Convolutional Neural Networks for Sentence Classification
This is the implementation of Convolutional Neural Networks for Sentence Classification (Y.Kim, EMNLP 2014) on Pytorch.
Results
Below are results corresponding to all 4 models proposed in the paper for each dataset.
Experiments have been done with a learning rate = 0.1 1 up to 300 100 epochs and all details are tuned to follow the settings defined in the paper.
(17.02.06) There was a bug that the best model is selected based on test acc, not on dev acc. The error has been corrected and so do results. Also note that the results can be somewhat different whenever the code is executed. Thanks! (WARNING: CV should be performed in case of MR, but only the random selection of dev(10%) and test(10%) set is done for simplicity.)
(Measure: Accuracy)
Model | Dataset | MR | TREC |
---|---|---|---|
Rand | Results | 67.7 | 88.2 |
Baseline | 76.1 | 91.2 | |
Static | Results | 79.7 | 93.2 |
Baseline | 81.0 | 92.8 | |
Non-static | Results | 80.1 | 94.4 |
Baseline | 81.5 | 93.6 | |
Multichannel | Results | 79.8 | 93.6 |
Baseline | 81.1 | 92.2 |
Specification
- model.py: CNN sentnece classifier implementation proposed by Y. Kim.

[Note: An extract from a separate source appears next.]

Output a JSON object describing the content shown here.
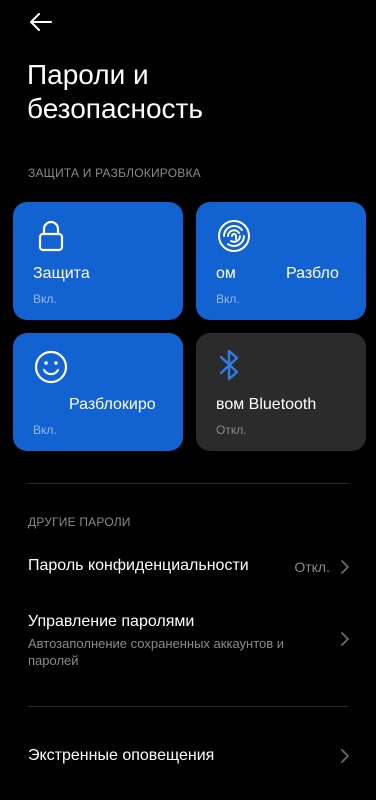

- run.py: train and test a model with configs.
Development Environment
- OS: Ubuntu 16.04 LTS (64bit)
- Language: Python 3.6.2.
- GPU: GTX 1080
Requirements
This model is based on pre-trained Word2vec(GoogleNews-vectors-negative300.bin) by T.Mikolov et al. You should download this file and place it in the root folder.
Also you should follow library requirements specified in the requirements.txt.
numpy==1.12.1
gensim==2.3.0
scikit_learn==0.19.0
Execution
python run.py --help
usage: run.py [-h] [--mode MODE] [--model MODEL] [--dataset DATASET]
[--save_model] [--early_stopping] [--epoch EPOCH]
[--learning_rate LEARNING_RATE] [--gpu GPU]
-----[CNN-classifier]-----
optional arguments:
-h, --help show this help message and exit
--mode MODE train: train (with test) a model / test: test saved
models
--model MODEL available models: rand, static, non-static,
multichannel
--dataset DATASET available datasets: MR, TREC
--save_model whether saving model or not
--early_stopping whether to apply early stopping
--epoch EPOCH number of max epoch
--learning_rate LEARNING_RATE
learning rate
--gpu GPU the number of gpu to be used